As he lay in bed some hours later, chasing sleep, a sense of unease rolled in like unseasonable storm clouds, nightmares scrabbling at the edges of the rest he could not seem to find. Something was waiting.

Something was very wrong.

Ahndras Frost walked the path to the leytemple. The day was quiet and heavy, the forest floor hard and frozen under his thin footpads. He shivered. Something nagged at his senses. A noise. Soft, rustling, the sound of fabric and footfalls on dry leaves.

Step, drag, step, shuffle…

He knew with sudden certainty that she was here.

“You are dead,” he said to the surrounding clearing, not expecting an answer.

She blinked into being, pacing measuredly at his side.

Her dark robes trailed in leaf meal, her feet bare and the color of bleached bone.
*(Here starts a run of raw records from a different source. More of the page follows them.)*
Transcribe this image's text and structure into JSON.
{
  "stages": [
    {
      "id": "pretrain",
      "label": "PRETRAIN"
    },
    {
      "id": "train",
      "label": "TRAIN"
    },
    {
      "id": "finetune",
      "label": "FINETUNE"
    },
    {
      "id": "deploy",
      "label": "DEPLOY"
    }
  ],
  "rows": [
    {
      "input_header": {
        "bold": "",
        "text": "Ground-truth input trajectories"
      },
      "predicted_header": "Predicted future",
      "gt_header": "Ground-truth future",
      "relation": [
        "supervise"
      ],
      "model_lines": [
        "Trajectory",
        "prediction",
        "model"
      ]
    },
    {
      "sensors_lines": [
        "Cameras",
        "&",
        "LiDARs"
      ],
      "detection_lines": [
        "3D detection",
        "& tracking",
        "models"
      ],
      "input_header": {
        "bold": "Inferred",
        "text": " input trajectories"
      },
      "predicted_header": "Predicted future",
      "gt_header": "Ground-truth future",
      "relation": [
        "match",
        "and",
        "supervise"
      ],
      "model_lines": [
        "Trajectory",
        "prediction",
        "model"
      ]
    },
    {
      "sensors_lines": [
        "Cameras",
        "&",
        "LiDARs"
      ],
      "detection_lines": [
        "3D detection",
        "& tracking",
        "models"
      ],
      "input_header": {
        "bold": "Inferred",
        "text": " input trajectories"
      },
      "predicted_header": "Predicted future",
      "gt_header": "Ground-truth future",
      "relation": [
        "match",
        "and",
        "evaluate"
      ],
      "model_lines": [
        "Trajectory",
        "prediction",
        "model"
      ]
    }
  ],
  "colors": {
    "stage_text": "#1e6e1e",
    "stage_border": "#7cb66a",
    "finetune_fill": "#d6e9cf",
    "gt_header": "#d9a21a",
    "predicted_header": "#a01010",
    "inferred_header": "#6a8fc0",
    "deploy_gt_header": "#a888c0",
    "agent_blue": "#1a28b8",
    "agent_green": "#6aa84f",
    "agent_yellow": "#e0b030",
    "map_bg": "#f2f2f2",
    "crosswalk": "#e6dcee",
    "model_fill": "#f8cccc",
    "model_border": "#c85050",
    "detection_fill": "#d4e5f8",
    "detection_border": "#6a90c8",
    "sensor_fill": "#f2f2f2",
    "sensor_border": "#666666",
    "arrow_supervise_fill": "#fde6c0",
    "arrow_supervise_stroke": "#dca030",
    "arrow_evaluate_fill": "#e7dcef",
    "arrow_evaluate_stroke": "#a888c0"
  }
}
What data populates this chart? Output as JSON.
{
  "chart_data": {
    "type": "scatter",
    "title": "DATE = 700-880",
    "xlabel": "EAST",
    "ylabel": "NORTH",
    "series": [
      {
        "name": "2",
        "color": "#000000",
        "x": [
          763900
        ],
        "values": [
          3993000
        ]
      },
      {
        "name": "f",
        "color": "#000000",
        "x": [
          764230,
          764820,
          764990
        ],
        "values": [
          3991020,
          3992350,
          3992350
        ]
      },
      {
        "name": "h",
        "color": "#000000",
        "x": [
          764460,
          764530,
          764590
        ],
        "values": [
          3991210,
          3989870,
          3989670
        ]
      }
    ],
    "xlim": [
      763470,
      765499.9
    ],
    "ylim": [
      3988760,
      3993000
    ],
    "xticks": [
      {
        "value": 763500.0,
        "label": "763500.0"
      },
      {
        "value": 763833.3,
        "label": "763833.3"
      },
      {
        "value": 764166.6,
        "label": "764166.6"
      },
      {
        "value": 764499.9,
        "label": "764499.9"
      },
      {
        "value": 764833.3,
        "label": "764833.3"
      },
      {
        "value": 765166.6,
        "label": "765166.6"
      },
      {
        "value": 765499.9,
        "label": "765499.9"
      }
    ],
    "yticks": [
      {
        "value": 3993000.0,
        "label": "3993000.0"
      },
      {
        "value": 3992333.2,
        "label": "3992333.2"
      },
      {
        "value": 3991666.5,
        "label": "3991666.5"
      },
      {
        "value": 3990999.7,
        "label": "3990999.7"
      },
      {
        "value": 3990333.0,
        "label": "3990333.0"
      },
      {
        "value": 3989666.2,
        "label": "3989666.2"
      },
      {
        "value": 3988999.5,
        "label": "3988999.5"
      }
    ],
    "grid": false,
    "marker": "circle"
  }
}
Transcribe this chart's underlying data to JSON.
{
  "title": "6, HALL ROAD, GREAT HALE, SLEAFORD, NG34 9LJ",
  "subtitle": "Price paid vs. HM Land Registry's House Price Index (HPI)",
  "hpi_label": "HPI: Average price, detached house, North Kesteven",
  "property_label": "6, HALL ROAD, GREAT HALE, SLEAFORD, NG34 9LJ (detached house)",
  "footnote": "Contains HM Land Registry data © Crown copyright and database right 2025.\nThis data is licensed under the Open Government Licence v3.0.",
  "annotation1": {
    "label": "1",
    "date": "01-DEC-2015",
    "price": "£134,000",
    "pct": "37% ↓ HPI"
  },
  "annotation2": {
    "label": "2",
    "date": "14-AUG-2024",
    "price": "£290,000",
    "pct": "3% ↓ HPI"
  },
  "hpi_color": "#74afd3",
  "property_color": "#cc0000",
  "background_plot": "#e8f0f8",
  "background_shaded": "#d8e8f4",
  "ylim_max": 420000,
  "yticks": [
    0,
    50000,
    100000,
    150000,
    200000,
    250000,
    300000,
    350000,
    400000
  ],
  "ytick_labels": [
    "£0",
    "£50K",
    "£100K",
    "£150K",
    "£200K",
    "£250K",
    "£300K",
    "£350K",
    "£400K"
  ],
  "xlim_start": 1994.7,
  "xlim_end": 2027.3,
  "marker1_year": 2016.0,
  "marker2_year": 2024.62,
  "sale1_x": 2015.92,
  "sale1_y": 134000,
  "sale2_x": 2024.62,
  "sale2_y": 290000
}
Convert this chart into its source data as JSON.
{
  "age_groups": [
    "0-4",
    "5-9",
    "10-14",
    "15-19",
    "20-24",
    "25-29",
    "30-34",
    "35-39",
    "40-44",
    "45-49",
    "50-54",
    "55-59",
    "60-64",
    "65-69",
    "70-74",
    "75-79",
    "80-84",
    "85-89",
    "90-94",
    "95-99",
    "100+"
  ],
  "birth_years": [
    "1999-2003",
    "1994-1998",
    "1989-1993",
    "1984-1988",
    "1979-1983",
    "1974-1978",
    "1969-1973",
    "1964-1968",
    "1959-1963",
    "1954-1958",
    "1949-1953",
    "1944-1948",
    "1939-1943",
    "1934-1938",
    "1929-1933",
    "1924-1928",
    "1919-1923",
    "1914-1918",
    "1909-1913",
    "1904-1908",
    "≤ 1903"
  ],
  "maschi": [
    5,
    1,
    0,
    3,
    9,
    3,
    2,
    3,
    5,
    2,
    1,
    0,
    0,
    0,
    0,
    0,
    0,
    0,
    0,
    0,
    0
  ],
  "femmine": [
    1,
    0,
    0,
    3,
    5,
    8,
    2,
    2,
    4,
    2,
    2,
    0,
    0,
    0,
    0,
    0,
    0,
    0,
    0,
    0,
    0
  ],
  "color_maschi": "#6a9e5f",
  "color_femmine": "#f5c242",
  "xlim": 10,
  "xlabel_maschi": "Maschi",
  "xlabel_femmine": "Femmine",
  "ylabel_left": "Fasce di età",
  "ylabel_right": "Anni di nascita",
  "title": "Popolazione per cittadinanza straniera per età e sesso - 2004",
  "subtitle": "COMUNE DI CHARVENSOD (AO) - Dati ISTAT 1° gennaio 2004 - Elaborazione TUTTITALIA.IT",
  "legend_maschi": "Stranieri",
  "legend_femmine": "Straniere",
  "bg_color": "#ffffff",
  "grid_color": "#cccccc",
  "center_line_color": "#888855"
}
Cloud-softened light filtered through the leaves and dappled her face.

“Why are you here?” Ahn asked, forcing himself to turn and hold her gaze. “How are you here?”

She smiled. Lips curling, expression coy, her teeth too sharp. Teeth that lengthened suddenly into razor-keen points. Blood oozed from the corners of her wide black eyes. Whispering curses as the skin of her face stretched over sharp cheekbones, then grayed and split. Muscle and bone peeked through the torn skin while all around her, snow whirled and the forest darkened to night.

She spoke a word of command, and towering spikes of crystal or ice, a luminous unnatural green, sprouted from the ground. All around him were terrible noises. Rending flesh, cracking bone, a nightmare symphony of horror and pain.

Ahn tried to look away, but he could not move.

Bodies—elf, human, Sionnach, Xereth and Merrow—were impaled on the ice. Blood streamed, staining the glassy surface of the green spikes. Screams of pain rang in his ears. Then silence fell, interrupted for one moment by a voice Ahn had never wanted to hear again.

“The Harbingers spread the word. The ones called Larkwing and Belden served their purpose. By the Voidsinger and all her Kraah, you too will serve or you will die.”